Special Seminar: Albert Gu, "New Structured Primitives for Machine Learning"
From Erin Klapacz
Abstract: Machine learning models are composed of simple primitives such as matrix multiplication and sequence transformations. Studying and improving these primitives is critical to advancing the capabilities of ML models: for example, the advent of powerful representations such as convolutions and self-attention led to breakthroughs in deep learning. However, existing models still have many drawbacks, including computational inefficiency and difficulty modeling long context; as a result, end-to-end models remain ineffective across a wide variety of important domains. In this talk, I will introduce several new primitives for machine learning models to address these challenges. These include new representations for structured linear algebra that allow faster matrix computations, and the HiPPO framework for encoding long context in continuous signals. I will then present the Structured State Space sequence model (S4), a new primitive that builds upon these representations to set state-of-the-art results across domains such as images, audio, and time-series. Together, these methods provide effective new building blocks for machine learning models, especially towards addressing temporal data at scale, which remains an open challenge.

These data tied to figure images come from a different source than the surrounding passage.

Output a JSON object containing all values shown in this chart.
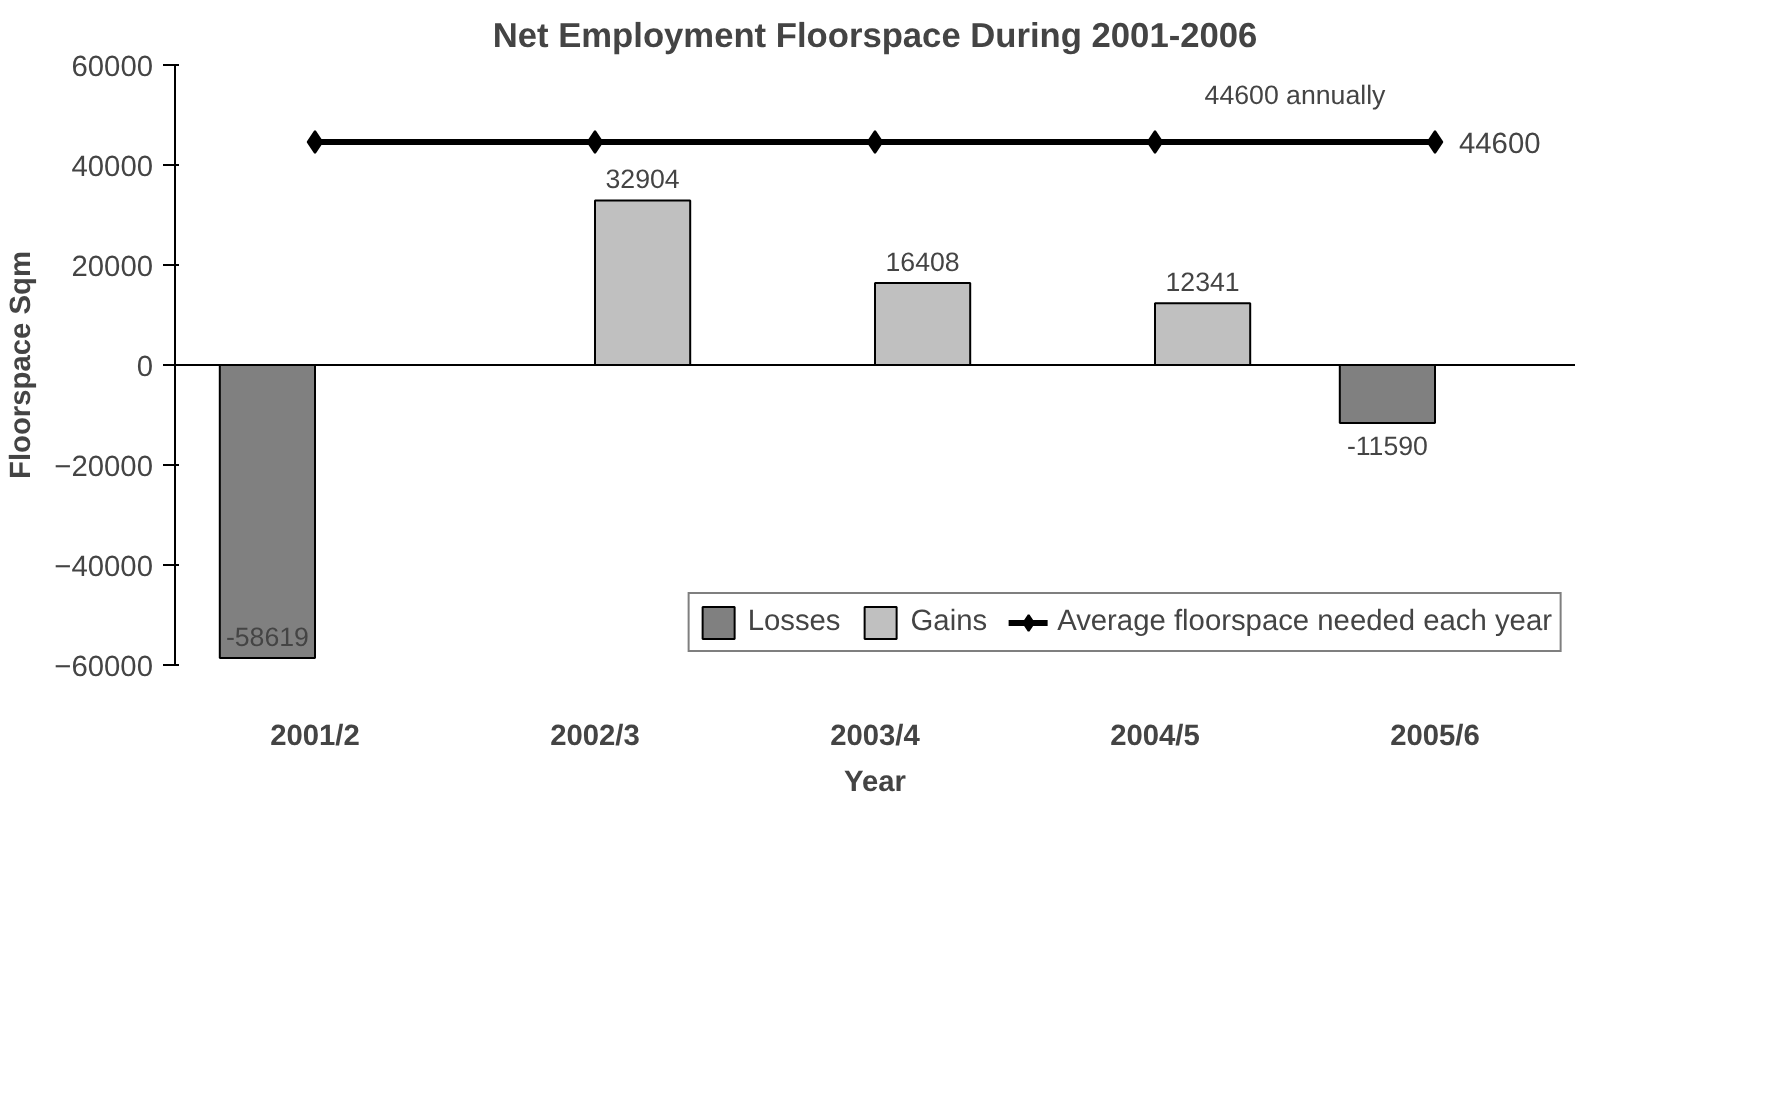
{
  "chart_data": {
    "type": "bar",
    "title": "Net Employment Floorspace During 2001-2006",
    "xlabel": "Year",
    "ylabel": "Floorspace Sqm",
    "categories": [
      "2001/2",
      "2002/3",
      "2003/4",
      "2004/5",
      "2005/6"
    ],
    "series": [
      {
        "name": "Losses",
        "color": "#808080",
        "values": [
          -58619,
          null,
          null,
          null,
          -11590
        ],
        "value_labels": [
          "-58619",
          null,
          null,
          null,
          "-11590"
        ]
      },
      {
        "name": "Gains",
        "color": "#c0c0c0",
        "values": [
          null,
          32904,
          16408,
          12341,
          null
        ],
        "value_labels": [
          null,
          "32904",
          "16408",
          "12341",
          null
        ]
      },
      {
        "name": "Average floorspace needed each year",
        "type": "line",
        "color": "#000000",
        "marker": "diamond",
        "values": [
          44600,
          44600,
          44600,
          44600,
          44600
        ],
        "value_labels": [
          null,
          null,
          null,
          null,
          "44600"
        ]
      }
    ],
    "annotations": [
      {
        "text": "44600 annually",
        "y": 44600
      }
    ],
    "ylim": [
      -60000,
      60000
    ],
    "yticks": [
      -60000,
      -40000,
      -20000,
      0,
      20000,
      40000,
      60000
    ],
    "grid": false,
    "legend": "bottom"
  }
}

Bio: Albert Gu is a Ph.D. candidate in the Department of Computer Science at Stanford University, advised by Christopher Ré. His research broadly studies structured representations for advancing the capabilities of machine learning and deep learning models, with focuses on structured linear algebra, non-Euclidean representations, and theory of sequence models. Previously, he completed a B.S. in Mathematics and Computer Science at Carnegie Mellon University, and an internship at DeepMind.